There is no doubt that the number of people in receipt of these payments has increased but that is because the number of people with disabilities has unfortunately increased. In 2018, the at risk of poverty rate for people with disabilities in Ireland was nearly 10% higher than the European average of 36.9%. Some 46.9%, almost half, of people on disability allowance were at risk of poverty in Ireland. That is a shocking figure. This compares with 14% of the general population. In 2018, the at risk of poverty rate of people not at work due to disability or illness was almost 48% and Covid will no doubt have a devastating impact on that. Why are the most vulnerable left at the margins? There is an opportunity to bring in the €20 per week cost of disability payment. It is a small amount but would make a significant difference to those people and show them that they are actually valued by our State, which is important. When does the Minister expect the report to be published and when will it be acted on?
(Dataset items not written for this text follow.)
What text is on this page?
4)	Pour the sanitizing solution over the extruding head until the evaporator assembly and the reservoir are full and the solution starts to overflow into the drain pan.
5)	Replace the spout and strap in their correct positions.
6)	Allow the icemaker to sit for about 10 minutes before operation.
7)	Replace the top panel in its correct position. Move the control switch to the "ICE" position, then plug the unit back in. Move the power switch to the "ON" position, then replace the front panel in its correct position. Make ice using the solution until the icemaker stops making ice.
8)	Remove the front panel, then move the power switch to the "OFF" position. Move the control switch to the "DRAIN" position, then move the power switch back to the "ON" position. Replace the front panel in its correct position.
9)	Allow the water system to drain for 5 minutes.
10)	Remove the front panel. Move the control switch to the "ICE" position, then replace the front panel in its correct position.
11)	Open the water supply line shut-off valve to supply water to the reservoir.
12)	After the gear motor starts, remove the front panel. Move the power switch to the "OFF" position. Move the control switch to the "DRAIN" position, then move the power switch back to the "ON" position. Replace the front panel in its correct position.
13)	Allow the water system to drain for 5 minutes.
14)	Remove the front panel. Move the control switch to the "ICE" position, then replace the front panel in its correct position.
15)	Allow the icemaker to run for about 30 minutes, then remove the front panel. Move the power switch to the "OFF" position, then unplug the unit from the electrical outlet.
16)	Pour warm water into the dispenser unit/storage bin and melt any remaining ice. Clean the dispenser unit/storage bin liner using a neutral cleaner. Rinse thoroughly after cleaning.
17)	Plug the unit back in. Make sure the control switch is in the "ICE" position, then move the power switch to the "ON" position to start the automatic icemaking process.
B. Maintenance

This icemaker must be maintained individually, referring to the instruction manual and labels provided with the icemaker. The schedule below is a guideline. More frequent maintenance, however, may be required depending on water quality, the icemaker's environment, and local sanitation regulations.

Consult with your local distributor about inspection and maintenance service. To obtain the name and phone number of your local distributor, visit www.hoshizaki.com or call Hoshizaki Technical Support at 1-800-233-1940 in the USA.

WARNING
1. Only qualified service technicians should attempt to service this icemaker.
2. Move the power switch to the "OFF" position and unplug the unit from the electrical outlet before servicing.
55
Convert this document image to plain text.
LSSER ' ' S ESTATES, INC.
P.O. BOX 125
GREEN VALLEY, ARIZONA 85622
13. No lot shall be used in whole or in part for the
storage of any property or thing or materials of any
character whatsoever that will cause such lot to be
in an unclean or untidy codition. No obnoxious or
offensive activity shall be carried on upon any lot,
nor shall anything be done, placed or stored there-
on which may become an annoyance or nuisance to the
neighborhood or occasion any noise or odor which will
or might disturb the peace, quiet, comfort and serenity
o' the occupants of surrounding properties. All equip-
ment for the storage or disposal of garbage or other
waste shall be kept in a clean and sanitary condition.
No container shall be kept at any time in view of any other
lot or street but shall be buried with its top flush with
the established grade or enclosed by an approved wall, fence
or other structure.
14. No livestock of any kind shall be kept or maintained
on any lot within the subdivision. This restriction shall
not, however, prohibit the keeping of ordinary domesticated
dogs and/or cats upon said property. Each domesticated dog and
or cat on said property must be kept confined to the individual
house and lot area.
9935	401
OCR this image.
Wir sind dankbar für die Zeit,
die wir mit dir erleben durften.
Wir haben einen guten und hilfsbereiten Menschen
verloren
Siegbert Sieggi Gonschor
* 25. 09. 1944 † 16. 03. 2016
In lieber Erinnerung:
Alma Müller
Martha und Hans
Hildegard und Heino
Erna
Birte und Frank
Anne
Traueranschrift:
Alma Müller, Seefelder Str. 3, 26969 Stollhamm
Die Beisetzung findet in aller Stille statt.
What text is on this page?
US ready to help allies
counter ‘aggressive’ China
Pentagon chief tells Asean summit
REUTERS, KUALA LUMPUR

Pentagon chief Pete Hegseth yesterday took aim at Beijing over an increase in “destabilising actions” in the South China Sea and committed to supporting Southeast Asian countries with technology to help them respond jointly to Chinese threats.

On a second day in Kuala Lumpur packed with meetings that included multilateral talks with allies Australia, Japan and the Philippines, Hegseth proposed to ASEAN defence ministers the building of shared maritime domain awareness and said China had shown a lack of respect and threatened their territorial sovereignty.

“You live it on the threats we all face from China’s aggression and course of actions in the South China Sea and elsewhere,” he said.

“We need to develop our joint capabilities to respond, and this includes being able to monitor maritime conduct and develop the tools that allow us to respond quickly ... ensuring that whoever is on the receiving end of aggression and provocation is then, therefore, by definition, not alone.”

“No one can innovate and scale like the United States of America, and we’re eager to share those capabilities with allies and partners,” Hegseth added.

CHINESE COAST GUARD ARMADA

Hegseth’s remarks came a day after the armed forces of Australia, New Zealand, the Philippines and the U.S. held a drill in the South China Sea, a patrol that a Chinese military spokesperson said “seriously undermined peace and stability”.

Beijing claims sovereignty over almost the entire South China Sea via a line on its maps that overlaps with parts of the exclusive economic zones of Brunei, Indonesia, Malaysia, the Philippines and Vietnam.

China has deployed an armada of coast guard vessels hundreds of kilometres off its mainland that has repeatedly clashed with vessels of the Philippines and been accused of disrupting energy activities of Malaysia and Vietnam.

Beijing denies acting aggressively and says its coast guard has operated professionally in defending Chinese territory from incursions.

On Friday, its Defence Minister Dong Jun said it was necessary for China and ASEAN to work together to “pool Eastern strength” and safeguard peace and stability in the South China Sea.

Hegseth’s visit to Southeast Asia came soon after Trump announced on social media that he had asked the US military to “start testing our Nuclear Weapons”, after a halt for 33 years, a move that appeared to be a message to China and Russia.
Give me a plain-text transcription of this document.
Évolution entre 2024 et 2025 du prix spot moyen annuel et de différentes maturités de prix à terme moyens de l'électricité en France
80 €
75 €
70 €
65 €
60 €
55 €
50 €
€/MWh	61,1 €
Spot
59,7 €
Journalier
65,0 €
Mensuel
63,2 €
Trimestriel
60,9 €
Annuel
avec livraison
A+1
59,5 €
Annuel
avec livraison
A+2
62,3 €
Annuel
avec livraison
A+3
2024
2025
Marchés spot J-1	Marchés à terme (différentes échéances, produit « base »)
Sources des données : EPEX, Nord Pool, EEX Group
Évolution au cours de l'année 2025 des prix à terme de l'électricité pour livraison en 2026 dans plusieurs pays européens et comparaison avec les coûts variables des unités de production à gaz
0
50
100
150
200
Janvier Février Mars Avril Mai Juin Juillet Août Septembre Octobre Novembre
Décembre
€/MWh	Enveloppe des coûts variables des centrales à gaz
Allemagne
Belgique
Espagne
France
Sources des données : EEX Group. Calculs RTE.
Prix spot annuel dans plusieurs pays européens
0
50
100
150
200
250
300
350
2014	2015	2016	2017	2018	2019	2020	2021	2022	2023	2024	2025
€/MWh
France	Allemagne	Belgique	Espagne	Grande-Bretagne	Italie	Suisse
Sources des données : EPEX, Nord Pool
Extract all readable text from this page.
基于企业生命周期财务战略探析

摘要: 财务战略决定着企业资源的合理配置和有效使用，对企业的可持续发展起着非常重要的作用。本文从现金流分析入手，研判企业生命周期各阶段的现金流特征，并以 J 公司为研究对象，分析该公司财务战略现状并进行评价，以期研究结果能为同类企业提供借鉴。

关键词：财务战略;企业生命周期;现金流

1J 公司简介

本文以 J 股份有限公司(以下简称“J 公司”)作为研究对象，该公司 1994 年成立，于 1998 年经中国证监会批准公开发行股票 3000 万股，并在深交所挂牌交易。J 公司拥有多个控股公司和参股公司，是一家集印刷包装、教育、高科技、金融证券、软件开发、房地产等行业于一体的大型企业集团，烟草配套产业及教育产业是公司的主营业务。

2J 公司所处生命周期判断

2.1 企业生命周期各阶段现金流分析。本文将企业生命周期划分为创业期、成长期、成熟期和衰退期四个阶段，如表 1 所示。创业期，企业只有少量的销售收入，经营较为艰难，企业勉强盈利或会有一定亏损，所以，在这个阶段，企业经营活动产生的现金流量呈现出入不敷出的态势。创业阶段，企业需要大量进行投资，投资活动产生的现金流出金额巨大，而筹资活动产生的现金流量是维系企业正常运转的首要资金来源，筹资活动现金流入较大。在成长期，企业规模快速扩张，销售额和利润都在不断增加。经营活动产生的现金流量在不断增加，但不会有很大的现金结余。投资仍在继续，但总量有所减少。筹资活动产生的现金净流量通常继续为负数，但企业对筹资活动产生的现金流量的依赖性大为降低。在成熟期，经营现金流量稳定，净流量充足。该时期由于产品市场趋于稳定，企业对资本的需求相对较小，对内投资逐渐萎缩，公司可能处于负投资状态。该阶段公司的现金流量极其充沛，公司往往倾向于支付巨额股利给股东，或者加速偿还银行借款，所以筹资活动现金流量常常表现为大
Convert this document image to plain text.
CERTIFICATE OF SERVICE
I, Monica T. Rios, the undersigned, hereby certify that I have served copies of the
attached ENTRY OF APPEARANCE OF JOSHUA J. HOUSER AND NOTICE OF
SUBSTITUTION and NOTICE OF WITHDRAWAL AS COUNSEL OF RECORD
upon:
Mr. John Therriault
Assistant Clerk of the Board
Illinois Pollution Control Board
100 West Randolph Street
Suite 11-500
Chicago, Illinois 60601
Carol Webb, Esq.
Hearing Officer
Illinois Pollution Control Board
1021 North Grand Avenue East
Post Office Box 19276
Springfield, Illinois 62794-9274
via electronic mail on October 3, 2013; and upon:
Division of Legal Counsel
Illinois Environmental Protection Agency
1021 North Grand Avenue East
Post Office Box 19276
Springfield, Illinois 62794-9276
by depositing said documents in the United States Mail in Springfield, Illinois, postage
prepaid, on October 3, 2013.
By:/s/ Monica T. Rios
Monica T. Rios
As I said, Indecon is working on the report at the minute and I expect it to come to me shortly. We will have to look at the report and we will act on the recommendations in it. The priority and the focus of the Department of Social Protection is to ensure that there is an income safety net for people so that they do not fall below the income safety net. As I said to Deputy Lowry on the issue of the grant, the Department of Health and the HSE also have a significant role to play.

I know from my engagement with the Minister of State with responsibility for disability, Deputy Rabbitte, that she is fully committed to helping and supporting people and she is doing a great deal of work in her own Department to improve the outcomes and the conditions for people living with disabilities, and she is very passionate about that.

The Deputy mentioned opportunities for people to get back to work. We have the employability service that helps people with disabilities to get into the workforce and we will continue to support that. We need to focus on that to ensure that people have that opportunity to get into the workplace.